La deuxième réduction s'impute sur l'ISF. Son taux, incroyablement favorable, est de 75 %. Elle est plafonnée à 50 000 € (soit une base maximum de 66 666 €). Aucun report n'est possible d'un excédent de base.
La troisième réduction a été rajoutée par la loi de finance rectificative pour 2009. Elle concerne l'impôt sur le revenu. Elle a un champ d'application plus restrictif que la première réduction. Elle est réservée aux souscriptions dans les petites PME créées depuis moins de 5 ans.
La base maximum de cette troisième réduction est de 100 000 € pour un couple (50 000 € pour un célibataire). Le taux est de 25 % et il n'y a pas de report possible de l'excédent de base.
Les deux réductions qui concernent l'impôt sur le revenu sont plafonnées à 25 000 € par an.
Les contribuables peuvent, pour une même souscription au capital d'une PME, l'affecter librement entre les bases des trois réductions.
Quelles sont les règles à respecter pour effectuer cette répartition au mieux de ses intérêts ?
Premier principe : si le contribuable est assujetti à l'ISF, son intérêt est d'essayer de le réduire au maximum, ou de le supprimer si c'est possible.
Si un contribuable paie 50 000 € ou plus d'ISF, son intérêt est d'affecter jusqu'à 66 666 € de la souscription à la réduction ISF.
Si un contribuable paie moins de 50 000 € d'ISF, son intérêt est d'affecter 1,33 fois le montant de son ISF. Par exemple, si un contribuable paie 1 000 € d'ISF, il doit affecter 1 333 € de la souscription à sa réduction d'ISF. Cette affectation se fera lors de la souscription de sa déclaration ISF.
Après avoir fait cette première affectation, la question peut se poser de savoir comment arbitrer entre les deux réductions d'impôts sur le revenu.
Il faut noter que ces deux réductions ont le même taux et le premier a l'avantage de permettre un report.
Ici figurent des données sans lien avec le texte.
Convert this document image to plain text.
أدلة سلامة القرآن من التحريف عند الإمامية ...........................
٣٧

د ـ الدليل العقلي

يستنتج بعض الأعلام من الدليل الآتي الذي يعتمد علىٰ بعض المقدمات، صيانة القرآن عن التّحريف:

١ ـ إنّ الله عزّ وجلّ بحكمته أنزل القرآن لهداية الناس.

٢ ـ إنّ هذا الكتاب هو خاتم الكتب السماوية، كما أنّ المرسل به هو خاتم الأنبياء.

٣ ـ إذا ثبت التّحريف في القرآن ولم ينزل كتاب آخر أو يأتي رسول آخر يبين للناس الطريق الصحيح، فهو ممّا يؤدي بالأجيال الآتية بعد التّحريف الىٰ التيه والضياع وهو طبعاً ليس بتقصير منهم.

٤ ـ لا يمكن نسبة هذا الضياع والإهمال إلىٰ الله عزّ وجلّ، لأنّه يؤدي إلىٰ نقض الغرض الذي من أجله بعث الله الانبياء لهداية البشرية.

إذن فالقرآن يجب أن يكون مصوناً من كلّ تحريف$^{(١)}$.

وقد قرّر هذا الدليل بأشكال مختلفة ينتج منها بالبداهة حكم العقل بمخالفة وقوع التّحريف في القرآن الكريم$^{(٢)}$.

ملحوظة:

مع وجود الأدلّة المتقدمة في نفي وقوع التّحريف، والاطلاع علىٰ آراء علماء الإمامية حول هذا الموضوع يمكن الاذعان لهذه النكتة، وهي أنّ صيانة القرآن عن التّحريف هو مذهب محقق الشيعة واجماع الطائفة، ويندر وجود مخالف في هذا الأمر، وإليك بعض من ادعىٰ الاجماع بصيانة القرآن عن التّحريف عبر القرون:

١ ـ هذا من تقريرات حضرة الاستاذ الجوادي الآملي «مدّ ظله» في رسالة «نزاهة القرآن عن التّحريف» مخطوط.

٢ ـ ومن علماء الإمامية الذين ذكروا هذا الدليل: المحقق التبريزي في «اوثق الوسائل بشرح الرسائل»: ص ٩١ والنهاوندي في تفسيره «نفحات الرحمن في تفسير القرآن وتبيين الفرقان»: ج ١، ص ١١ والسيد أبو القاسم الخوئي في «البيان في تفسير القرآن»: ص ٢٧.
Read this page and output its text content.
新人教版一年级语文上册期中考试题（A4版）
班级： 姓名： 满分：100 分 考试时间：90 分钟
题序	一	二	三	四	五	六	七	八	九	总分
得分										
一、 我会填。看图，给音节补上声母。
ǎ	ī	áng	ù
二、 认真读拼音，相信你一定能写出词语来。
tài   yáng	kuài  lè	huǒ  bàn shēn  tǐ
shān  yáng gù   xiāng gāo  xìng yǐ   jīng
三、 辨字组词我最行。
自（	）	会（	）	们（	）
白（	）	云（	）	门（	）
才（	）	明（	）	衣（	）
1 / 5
Il faut donc plutôt privilégier le premier, tout en sachant que le deuxième est sans report et qu'il doit être utilisé pour atteindre le plafond de 25 000 €.
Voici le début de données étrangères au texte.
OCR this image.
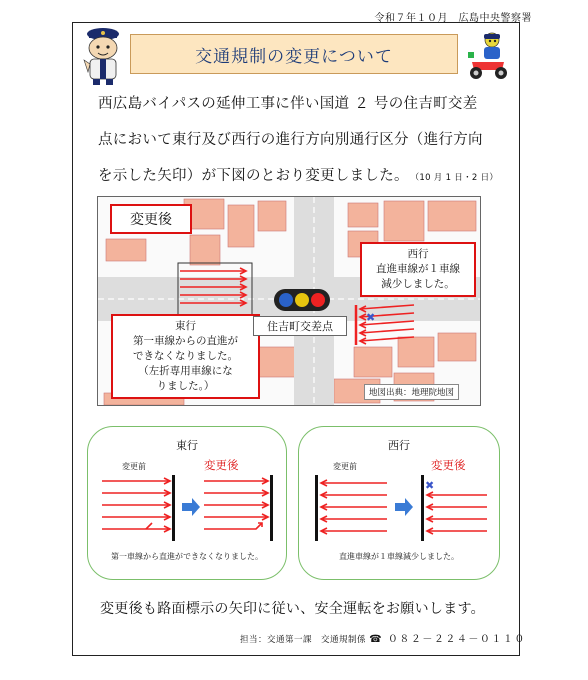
令和７年１０月　広島中央警察署
交通規制の変更について
西広島バイパスの延伸工事に伴い国道 ２ 号の住吉町交差
点において東行及び西行の進行方向別通行区分（進行方向
を示した矢印）が下図のとおり変更しました。 （10 月 1 日・2 日）
✖
変更後
西行
直進車線が１車線
減少しました。
東行
第一車線からの直進が
できなくなりました。
（左折専用車線にな
りました。）
住吉町交差点
地図出典：地理院地図
東行
変更前	変更後
第一車線から直進ができなくなりました。
西行
変更前	変更後
✖
直進車線が１車線減少しました。
変更後も路面標示の矢印に従い、安全運転をお願いします。
担当：交通第一課　交通規制係 ☎ ０８２－２２４－０１１０
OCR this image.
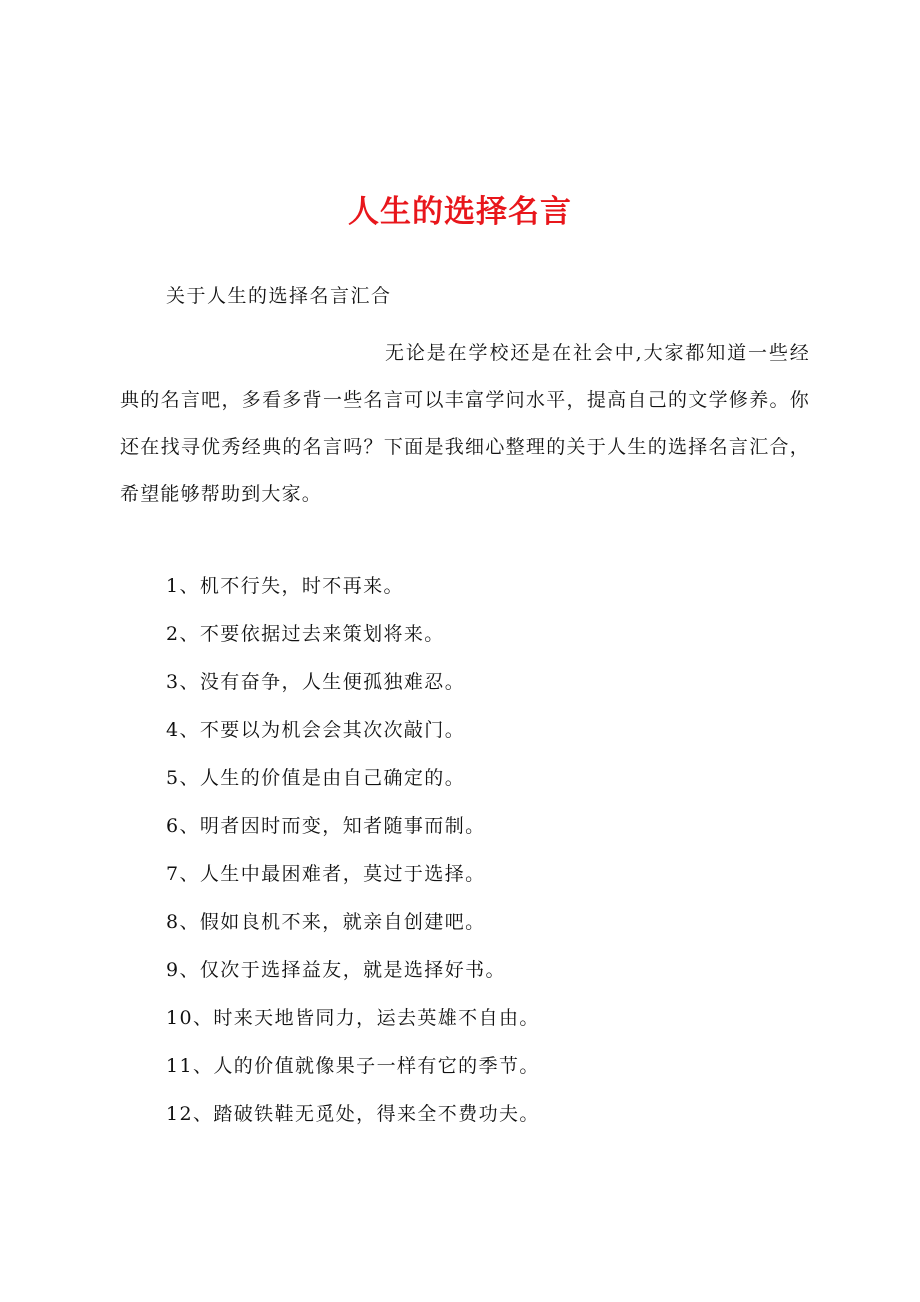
人生的选择名言
关于人生的选择名言汇合

无论是在学校还是在社会中,大家都知道一些经典的名言吧，多看多背一些名言可以丰富学问水平，提高自己的文学修养。你还在找寻优秀经典的名言吗？下面是我细心整理的关于人生的选择名言汇合，希望能够帮助到大家。

1、机不行失，时不再来。
2、不要依据过去来策划将来。
3、没有奋争，人生便孤独难忍。
4、不要以为机会会其次次敲门。
5、人生的价值是由自己确定的。
6、明者因时而变，知者随事而制。
7、人生中最困难者，莫过于选择。
8、假如良机不来，就亲自创建吧。
9、仅次于选择益友，就是选择好书。
10、时来天地皆同力，运去英雄不自由。
11、人的价值就像果子一样有它的季节。
12、踏破铁鞋无觅处，得来全不费功夫。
Le contribuable marié affecte donc 200 000 € à la première réduction d'impôt sur le revenu, ce qui lui permet d'avoir 10 000 € de crédit la première année et le même crédit garanti encore pendant 4 ans.
Puis le solde de la souscription peut être affecté à la deuxième réduction.
Comme les deux réductions sont plafonnées à 25 000, en pratique, la deuxième réduction est limitée à 15 000 €, soit une base maximum utile de 60 000 €.
Si un contribuable a moins de 200 000 € à répartir entre les deux réductions d'impôt sur le revenu, son intérêt sera d'affecter d'abord la souscription à la deuxième réduction, dans la limite de 60 000 €, et le solde à la première réduction
OK ce n'est pas très simple et en fait il y a plusieurs cas de figure.
Prenons un exemple.
M. et Mme DURANT paient 7 500 € d'ISF et ils ont souscrit à une PME pour un montant de 200 000 €. Comment doivent-ils affecter leur souscription ?
Ils vont d'abord supprimer leur ISF en affectant 10 000 € à la réduction ISF.
Ensuite, ils vont affecter 60 000 € à la deuxième réduction d'impôt sur le revenu. Cela leur permet de bénéficier d'une réduction de 15 000 €.
Le solde de la souscription, soit 130 000 €, doit être affectée à la première réduction d'impôt sur le revenu. Cela leur permet de bénéficier d'une réduction de 10 000 € au titre de la première année et d'un report de base 90 000 € sur les années suivantes. En pratique, ils pourront bénéficier d'une réduction de 10 000 € la deuxième année et la troisième année, puis 2 500 € la troisième année.
Attention aussi au fait que tous les crédits et réductions d'impôt sur le revenu sont désormais globalement plafonnés chaque année à un plafond égal à 25 000 € majoré de 10 % des revenus imposables. En cas d'application du plafond global, en raison d'autres sources de crédit d'impôt comme l'emploi d'un salarié à domicile, il pourra être judicieux d'utiliser en priorité la première réduction d'impôt sur le revenu qui permet le report.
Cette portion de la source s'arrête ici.